We came to Fruita for the mountain biking, and it is fantastic, but the area also has great hiking and birding potential, along with great scenery. Which is good, since Doug has to wait until we come back next year to try the biking.
Fruita is just over the Utah/Colorado border, only an hour and a half from Moab, so we had an easy drive to our last RV site. This time, we were in a state park, which means bigger sites with lots of space between neighbours, and all the same amenities as a commercial RV park, except wifi.
Each morning, in the campground, we were greeted by a meadowlark’s song.

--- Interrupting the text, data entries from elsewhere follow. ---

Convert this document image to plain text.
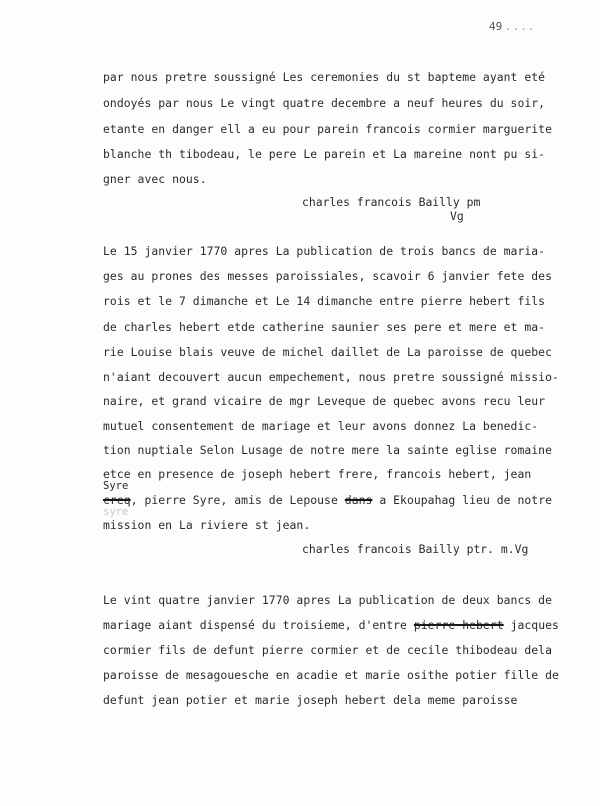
49 ....
par nous pretre soussigné Les ceremonies du st bapteme ayant eté
ondoyés par nous Le vingt quatre decembre a neuf heures du soir,
etante en danger ell a eu pour parein francois cormier marguerite
blanche th tibodeau, le pere Le parein et La mareine nont pu si-
gner avec nous.
charles francois Bailly pm
Vg
Le 15 janvier 1770 apres La publication de trois bancs de maria-
ges au prones des messes paroissiales, scavoir 6 janvier fete des
rois et le 7 dimanche et Le 14 dimanche entre pierre hebert fils
de charles hebert etde catherine saunier ses pere et mere et ma-
rie Louise blais veuve de michel daillet de La paroisse de quebec
n'aiant decouvert aucun empechement, nous pretre soussigné missio-
naire, et grand vicaire de mgr Leveque de quebec avons recu leur
mutuel consentement de mariage et leur avons donnez La benedic-
tion nuptiale Selon Lusage de notre mere la sainte eglise romaine
etce en presence de joseph hebert frere, francois hebert, jean
Syre
creq, pierre Syre, amis de Lepouse dans a Ekoupahag lieu de notre
syre
mission en La riviere st jean.
charles francois Bailly ptr. m.Vg
Le vint quatre janvier 1770 apres La publication de deux bancs de
mariage aiant dispensé du troisieme, d'entre pierre hebert jacques
cormier fils de defunt pierre cormier et de cecile thibodeau dela
paroisse de mesagouesche en acadie et marie osithe potier fille de
defunt jean potier et marie joseph hebert dela meme paroisse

The afternoon we arrived, we joined our friends, Kath and Jeff Ward for an afternoon birding hike along the Colorado River. We saw a Bullock’s Oriole, a Black-headed Grosbeak, and a few Yellow-Rumped Warblers and House Finches along with the omnipresent American Robin, all in one tree.
The next day, Wendy had a morning of mountain biking with Kath and Jeff at the Kokopelli trails, while Doug hiked some of the same trails. The warm-up loop overlooks the Colorado River and is sprinkled with signs giving information about various aspects of mountain biking, like climbing hills, or going around curves. It was not without its challenges, however, and we took the opportunity to “do over” some of the trickier bits. We continued up Mary’s Trail and rode to another overlook. In just a morning, we got the feel for the rest of the trails, and are looking forward to returning.
Fruita is just at the base of the Colorado National Monument, a high cliff-faced plateau. Rim Rock Drive cuts into the cliffs and zig-zags its way up the 1500 foot cliff and is a tribute to the determination and ingenuity of American road-building. The winding road is full of pull outs to take in the views,
and it means that it is easy to hike along the top of the escarpment.
Another day, we hiked lower down in the Monument, up a canyon and along a creek, to a waterfall.
Again we saw lots of birds, (including our first loggerhead shrike), frogs mating in the pool, and the most amazing lizard (with a rather dull name): the Collared Lizard. This lizard is rather small, about 20 cm long, but they can grow to twice this size.
We’re home in Cranbrook now, and planning our next trips.